Her phone beeped and she looked down to find a message from Tyler’s parents. After she gave Lindsey the promised picture of Maple, Sarah headed down a floor to where Tyler’s parents waited in the surgical waiting room.
“Oh, Sarah,” Tyler’s mother said as she rounded the corner and found both the child’s parents standing in the hallway. “They said they would give us an update in an hour but that was over an hour and a half ago and no one has been out. The last update they gave us they said they were almost ready to take Tyler off the bypass machine. Can you find out what’s going on?”
“Let’s go over here,” Sarah said as she led the distraught mother back over to the area of the waiting room where she recognized some of Tyler’s other family members.
“I tried to tell her that they were just running a little behind,” Tyler’s father said reassuringly, though Sarah saw the way the man’s hands trembled as he gently rubbed his wife’s back.
“Let me go see what I can find out,” Sarah said, praying that nothing had gone wrong in the OR.
Before she could turn from the couple, though, she heard the voice of Dr. Benton as he entered the waiting room, David just behind him. The smile on both their faces told her all she needed to know.
As Dr. Benton discussed the surgery with Tyler’s parents, Sarah walked over to where David stood.
“So how did it go?” Sarah asked, as the two of them moved away from the group that surrounded Dr. Benton.
“It was amazing,” David said, “that moment when we removed the heart was one of the scariest moments of my surgical career so far, but after the new heart was attached and we waited for the new heart to start up...then that first beat and then another. It was like experiencing a miracle.”

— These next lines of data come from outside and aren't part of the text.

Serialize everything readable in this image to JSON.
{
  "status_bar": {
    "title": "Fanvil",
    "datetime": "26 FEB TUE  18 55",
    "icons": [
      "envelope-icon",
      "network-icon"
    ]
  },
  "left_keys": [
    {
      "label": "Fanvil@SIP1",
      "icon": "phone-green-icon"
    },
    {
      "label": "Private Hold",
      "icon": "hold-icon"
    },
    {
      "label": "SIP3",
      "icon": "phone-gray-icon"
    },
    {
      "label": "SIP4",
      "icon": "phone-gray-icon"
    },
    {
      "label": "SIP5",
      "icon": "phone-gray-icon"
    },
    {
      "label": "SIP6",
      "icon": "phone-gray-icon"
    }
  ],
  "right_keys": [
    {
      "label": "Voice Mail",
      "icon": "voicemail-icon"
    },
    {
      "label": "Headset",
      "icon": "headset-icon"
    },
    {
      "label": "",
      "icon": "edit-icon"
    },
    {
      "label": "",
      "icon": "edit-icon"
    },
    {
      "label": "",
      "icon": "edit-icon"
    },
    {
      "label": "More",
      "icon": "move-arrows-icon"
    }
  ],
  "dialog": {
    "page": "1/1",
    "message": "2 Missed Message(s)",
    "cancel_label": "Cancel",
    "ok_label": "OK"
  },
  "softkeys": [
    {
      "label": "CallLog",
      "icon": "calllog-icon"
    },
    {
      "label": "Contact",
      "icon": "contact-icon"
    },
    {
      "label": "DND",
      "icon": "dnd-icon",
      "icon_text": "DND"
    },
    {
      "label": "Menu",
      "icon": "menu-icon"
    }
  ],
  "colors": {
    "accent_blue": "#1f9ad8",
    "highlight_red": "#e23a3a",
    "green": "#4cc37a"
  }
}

“Weren’t you?” Sarah asked as she smiled up at him. They headed back to the doctors’ workroom where they could start requesting all the lab work and other tests that would need to be done on their newest transplant recipient. Sarah was impressed with the questions David had concerning the care Tyler would receive over the next twenty four hours. She had met many doctors in her years working as a nurse and then as a nurse practitioner and she felt that she had enough experience with both really good doctors and some not-so-good doctors to be able to tell the difference. She was already sure that David would be one of the best doctors due partly to his enthusiasm and partly to the empathy he showed for his patients.
While most of the doctors she had worked with showed their patients and their families’ empathy, David had experienced exactly what these families were going through which made him able to help them in ways that other doctors wouldn’t understand.
“By the way, I was thinking maybe I could start those riding lessons next week. That is if you have the time,” David asked as he set a cup of coffee on the desk in front of her.
They had fallen into a pattern of working together where the two of them ended each day discussing their plans for the next day. She was going to miss this when David finished his time learning the part of the practice that she handled.